Dr. Bernstein is a fellow in the division of rheumatology at Hospital for Special Surgery, in New York, N.Y. Dr. Gibofsky is professor of medicine and public health at Weill Medical College of Cornell University and attending rheumatologist at Hospital for Special Surgery, both in New York, N.Y. He is chair of the United States “Treat to Target” Committee and a member of the International Group.
References
- Smolen JS, Aletaha D, Bijlsma JW, et al. Treating rheumatoid arthritis to target: Recommendations of an international task force. Ann Rheum Dis. 2010;69:631-637.

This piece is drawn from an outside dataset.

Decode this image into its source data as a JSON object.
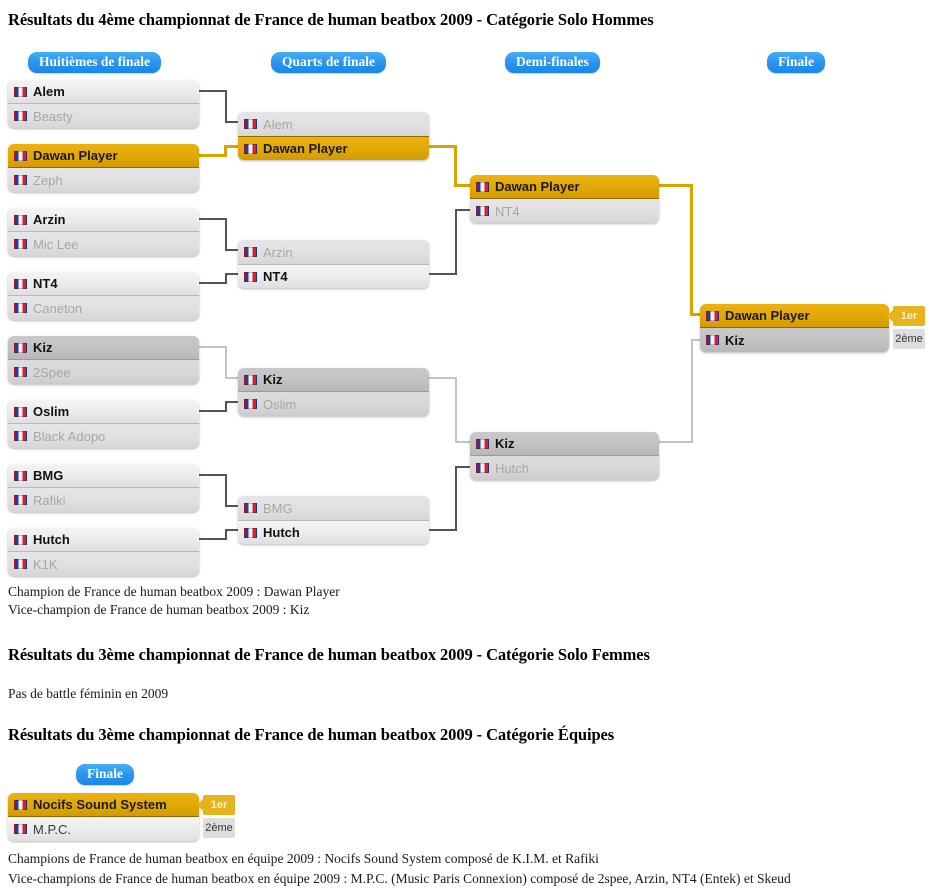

- Grigor C, Capell H, Stirling A, et al. Effect of a treatment strategy of tight control for rheumatoid arthritis (the TICORA study): A single-blind randomised controlled trial. Lancet. 2004;364:263-269.
- Verstappen SM, Jacobs JW, van der Veen MJ, et al. Intensive treatment with methotrexate in early rheumatoid arthritis: Aiming for remission. Computer Assisted Management in Early Rheumatoid Arthritis (CAMERA, an open-label strategy trial). Ann Rheum Dis. 2007;66:1443-1449.
- Goekoop-Ruiterman YPM, de Vries-Bouwstra JK, Allaart CF, et al. Clinical and radiographic outcomes of four different treatment strategies in patients with early rheumatoid arthritis (the BeSt study). Arthritis Rheum. 2008;58:S126-S135.
- van Tuyl LH, Lems WF, Voskuyl AE. Tight control and intensified COBRA combination treatment in early rheumatoid arthritis: 90% remission in a pilot trial. Ann Rheum Dis. 2008;67:1574-1577.